Richard Mauer writes:
Three contractors who worked on the project said in recent interviews with the Daily News that the FBI asked them to turn over their records from the job. One said he was called to testify about the project before a federal grand jury in Anchorage in December.
And it's all on the record with names attached:
Last year, some six years after the project was completed, Paone said, "the FBI came over to me and I gave them all the paperwork I had on it." When he was questioned by the FBI, he said, agents seemed particularly interested in Veco and its officials. The government already had copies of most of his invoices on the Stevens home, having obtained them from Veco files, he said.
The senator's son, former state Sen. Ben Stevens, has already been named in the corruption scandal. His office was one of six lawmakers' office raided by federal agents last year. Ben Stevens has not been charged. But the plea agreement with Veco officials say ben Stevens improperly took money from the company for lobbying fellow lawmakers and other questionable chores.

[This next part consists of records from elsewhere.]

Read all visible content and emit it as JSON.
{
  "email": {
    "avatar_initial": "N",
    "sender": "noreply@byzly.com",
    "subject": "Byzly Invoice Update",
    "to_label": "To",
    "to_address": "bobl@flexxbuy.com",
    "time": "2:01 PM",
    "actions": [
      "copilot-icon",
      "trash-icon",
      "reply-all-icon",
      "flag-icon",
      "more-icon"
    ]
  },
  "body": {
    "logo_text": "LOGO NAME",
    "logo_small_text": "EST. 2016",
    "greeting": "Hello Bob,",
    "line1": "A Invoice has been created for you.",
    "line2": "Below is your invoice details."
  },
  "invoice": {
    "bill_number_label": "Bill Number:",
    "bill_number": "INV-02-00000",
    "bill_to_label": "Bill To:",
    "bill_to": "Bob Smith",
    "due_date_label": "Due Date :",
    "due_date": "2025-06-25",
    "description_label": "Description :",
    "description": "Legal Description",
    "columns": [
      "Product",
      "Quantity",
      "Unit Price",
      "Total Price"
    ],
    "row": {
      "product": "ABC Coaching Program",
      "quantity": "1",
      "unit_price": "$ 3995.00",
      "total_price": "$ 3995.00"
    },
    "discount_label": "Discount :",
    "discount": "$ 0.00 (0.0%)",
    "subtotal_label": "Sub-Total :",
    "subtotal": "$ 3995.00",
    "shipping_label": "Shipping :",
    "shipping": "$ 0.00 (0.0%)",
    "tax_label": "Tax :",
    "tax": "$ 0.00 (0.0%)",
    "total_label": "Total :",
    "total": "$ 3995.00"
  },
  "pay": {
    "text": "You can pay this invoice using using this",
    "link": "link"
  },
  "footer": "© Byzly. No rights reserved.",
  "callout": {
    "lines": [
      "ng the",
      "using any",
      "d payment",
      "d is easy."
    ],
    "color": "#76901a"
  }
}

It sure seemed like the feds were working hard to keep Stevens from having any influence. An investigation that came even close to Ben Stevens was certainly a matter of some sensitivity for the Administration. Wev Shea, a former Republican U.S. Attorney in Alaska, told me at the time that he was confident that the raids on Ben Stevens' office and the others likely didn't happen until President Bush himself was briefed and gave his OK.
Today's Daily News story says that one of the contractor's on Ted Stevens' home remodeling testified before a grand jury in December. What I wonder is whether at the time Stevens was cut out of selecting a U.S. attorney whether the feds already knew that the senator could become involved in the case.